Тут между охотниками началось движение; поднялись было споры и говор. Однако дело скоро уладилось, и спустя несколько времени все охотники были уже на местах. Не без волнения каждый занимал своё место, на котором мог или получить огромное богатство, или попасть на клык вепря. Случайно самому Илиничу пришлось стать около пана Кмита. С заметным спокойствием Яцек занял своё место и протрубил сигнал для начала охоты.

В лесу послышался тревожный лай гончих псов, облавщики приготовили рогатины, и все пришли ещё в большее движение, когда невдалеке от опушки леса увидели землю, взрытую клыком вепря. Казалось, что место это было глубоко перепахано сохою.

Между тем лай гончих продолжался; он то отдалялся от охотников, то приближался к ним; но вдруг стаи гончих залились каким-то злобным воем; охотники встрепенулись, в лесу послышался шум и треск от ломки деревьев. Псы завидели вепря и наскочили на него, но тут же раздался жалобный их визг: потому что несколько гончих было поднято на клык вепря.

— Смотрите! смотрите! Не зевайте! — раздавалось по цепи охотников, и один из них хватался торопливо за винтовку, а другой за кинжал, готовясь встретить разъярённого зверя.

Пан Кмита был взволнован сильнее всех; он как будто растерялся; из-под шапки, крепко надвинутой на брови, выступал крупными каплями холодный пот. В это время из чащи леса бежал рассвирепевший вепрь, за ним в погоню неслась стая гончих псов, которых он по временам размётывал клыками во все стороны, очищая себе дорогу.

У всех охотников дрогнуло сердце. Один Илинич стоял спокойно, опёршись на винтовку и ожидая, где появится вепрь, который на несколько мгновений скрылся в кустах оврага.

Но вот вблизи Илинича послышался треск и хруст ломающихся ветвей и вепрь, величиною с годовалого телёнка, с пеною на морде, с прокусанными во многих местах боками, облитыми кровью, очутился вблизи Илинича и его соседа Кмита. Ощетинившееся животное пускало из ноздрей клубы пара и мчалось вперёд во всю прыть.

Пан Кмита приложил винтовку к дрожавшему плечу и нетвёрдою рукою спустил курок, — выстрел раздался; но пан Кмита промахнулся и вепрь с яростью бросился на него. Выхватив из-за пояса охотничий нож, Кмита хотел было дать отпор вепрю, но поскользнулся немного и, растерявшись от этого в конец, пустился бежать.
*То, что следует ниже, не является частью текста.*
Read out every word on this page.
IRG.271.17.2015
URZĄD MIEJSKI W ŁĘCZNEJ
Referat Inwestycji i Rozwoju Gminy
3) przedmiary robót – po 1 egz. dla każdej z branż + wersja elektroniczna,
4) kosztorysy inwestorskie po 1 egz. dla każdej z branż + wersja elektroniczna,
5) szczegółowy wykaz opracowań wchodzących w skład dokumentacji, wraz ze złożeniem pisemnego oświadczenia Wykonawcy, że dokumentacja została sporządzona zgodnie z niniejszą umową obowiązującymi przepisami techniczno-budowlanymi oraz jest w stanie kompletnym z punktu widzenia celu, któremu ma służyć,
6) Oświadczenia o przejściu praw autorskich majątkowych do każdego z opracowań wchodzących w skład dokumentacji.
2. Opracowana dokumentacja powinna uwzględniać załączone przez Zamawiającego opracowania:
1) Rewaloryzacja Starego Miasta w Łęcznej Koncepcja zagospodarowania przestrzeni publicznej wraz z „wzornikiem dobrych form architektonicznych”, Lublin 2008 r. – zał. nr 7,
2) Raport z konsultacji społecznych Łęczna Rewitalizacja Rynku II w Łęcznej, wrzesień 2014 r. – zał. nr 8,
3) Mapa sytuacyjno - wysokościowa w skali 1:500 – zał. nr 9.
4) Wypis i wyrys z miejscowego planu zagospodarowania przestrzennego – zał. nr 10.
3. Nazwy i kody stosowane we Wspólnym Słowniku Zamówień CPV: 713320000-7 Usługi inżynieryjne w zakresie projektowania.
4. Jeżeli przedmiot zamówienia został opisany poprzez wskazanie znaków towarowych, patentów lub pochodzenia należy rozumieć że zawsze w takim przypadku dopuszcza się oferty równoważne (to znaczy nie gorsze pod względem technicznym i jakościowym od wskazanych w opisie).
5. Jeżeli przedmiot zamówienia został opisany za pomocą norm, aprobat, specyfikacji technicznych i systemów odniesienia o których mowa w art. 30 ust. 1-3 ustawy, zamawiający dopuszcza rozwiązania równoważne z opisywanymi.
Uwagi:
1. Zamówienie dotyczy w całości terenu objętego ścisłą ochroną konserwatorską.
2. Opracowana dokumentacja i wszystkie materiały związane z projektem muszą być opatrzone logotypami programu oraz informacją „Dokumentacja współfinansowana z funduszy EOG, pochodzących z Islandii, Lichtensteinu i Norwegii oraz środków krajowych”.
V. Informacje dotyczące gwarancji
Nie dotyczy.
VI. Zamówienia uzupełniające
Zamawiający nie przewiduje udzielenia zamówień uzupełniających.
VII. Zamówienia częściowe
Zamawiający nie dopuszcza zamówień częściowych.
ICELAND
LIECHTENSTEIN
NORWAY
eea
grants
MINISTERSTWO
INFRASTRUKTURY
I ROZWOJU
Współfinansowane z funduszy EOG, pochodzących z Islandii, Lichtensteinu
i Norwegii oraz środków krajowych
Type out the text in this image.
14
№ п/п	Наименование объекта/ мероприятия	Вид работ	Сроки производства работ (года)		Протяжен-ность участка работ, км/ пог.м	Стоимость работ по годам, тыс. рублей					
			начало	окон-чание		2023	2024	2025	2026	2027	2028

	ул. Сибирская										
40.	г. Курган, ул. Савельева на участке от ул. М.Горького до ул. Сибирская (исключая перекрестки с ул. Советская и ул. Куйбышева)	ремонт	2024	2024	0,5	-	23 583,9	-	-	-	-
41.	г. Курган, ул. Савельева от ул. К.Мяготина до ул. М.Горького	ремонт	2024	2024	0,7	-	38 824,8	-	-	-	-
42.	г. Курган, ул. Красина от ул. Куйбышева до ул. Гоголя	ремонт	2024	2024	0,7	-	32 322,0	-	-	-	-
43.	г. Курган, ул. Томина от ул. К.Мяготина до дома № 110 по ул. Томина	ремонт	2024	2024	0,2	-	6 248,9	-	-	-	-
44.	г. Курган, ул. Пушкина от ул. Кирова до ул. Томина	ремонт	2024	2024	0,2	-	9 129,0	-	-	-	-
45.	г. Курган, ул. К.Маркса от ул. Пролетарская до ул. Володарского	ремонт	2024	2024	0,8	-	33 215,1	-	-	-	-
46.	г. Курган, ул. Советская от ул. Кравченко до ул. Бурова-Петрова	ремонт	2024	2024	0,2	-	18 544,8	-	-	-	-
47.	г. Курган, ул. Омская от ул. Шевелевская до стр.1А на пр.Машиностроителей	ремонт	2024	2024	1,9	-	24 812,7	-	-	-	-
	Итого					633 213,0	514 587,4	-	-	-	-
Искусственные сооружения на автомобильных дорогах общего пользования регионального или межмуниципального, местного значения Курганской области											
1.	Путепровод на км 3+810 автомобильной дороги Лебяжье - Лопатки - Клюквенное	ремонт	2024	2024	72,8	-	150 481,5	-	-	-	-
Зверь кинулся за ним в погоню, а между тем стрелять никто не решался, опасаясь попасть вместо зверя в охотника. Поднялась страшная сумятица; вепрь уже нагонял Кмиту, который, к довершению бедствия, споткнулся и упал. Все обмерли от ужаса, предвидя страшный конец охоты.

Но в это время метким глазом и твёрдою рукою прицелился в вепря Илинич, и горсть рубленных пуль пронизала левый бок вепря. Бешеный зверь оставил Кмиту и быстро бросился на Илинича, который сделал ловкое движение в сторону, успел, с кинжалом в руке, вскочить на хребет зверя и, нанеся ему между лопаток сильный удар кинжалом, всадил лезвие по самую рукоятку. Вепрь дико взвыл, зашатался и покатился на бок, а подоспевшие гончие накинулись на него с ожесточением. Раненный вепрь упорно отбивался от них, но Илинич подскочил снова к озлобленному животному и другим ударом кинжала покончил его.

На Волчьей Горе загремели трубы и литавры, и в честь победителя отовсюду раздались громкие одобрения. Илинич, вынув из ножен саблю, отсёк у вепря оба клыка и понёс их пану Ильговскому. Торжественно шёл теперь Илинич, окружённый толпою охотников, дивившихся его отваге.

При приближении Яцека к шатрам снова ударили в литавры, и пан воевода поднял одною рукою золотой кубок, наполненный венгерским, а другою обнял Илинича и громко крикнул:

— Виват, пан Яцек Илинич, наследник моего имения!

— Виват! виват! — раздалось со всех сторон.

Среди этих кликов, воевода осушил кубок до последней капли и, приказав слуге наполнить его снова, передал кубок подкоморию, отцу Ванды, которая, не успокоясь ещё от волнения, тревожно посматривала то на отца, то на Илинича.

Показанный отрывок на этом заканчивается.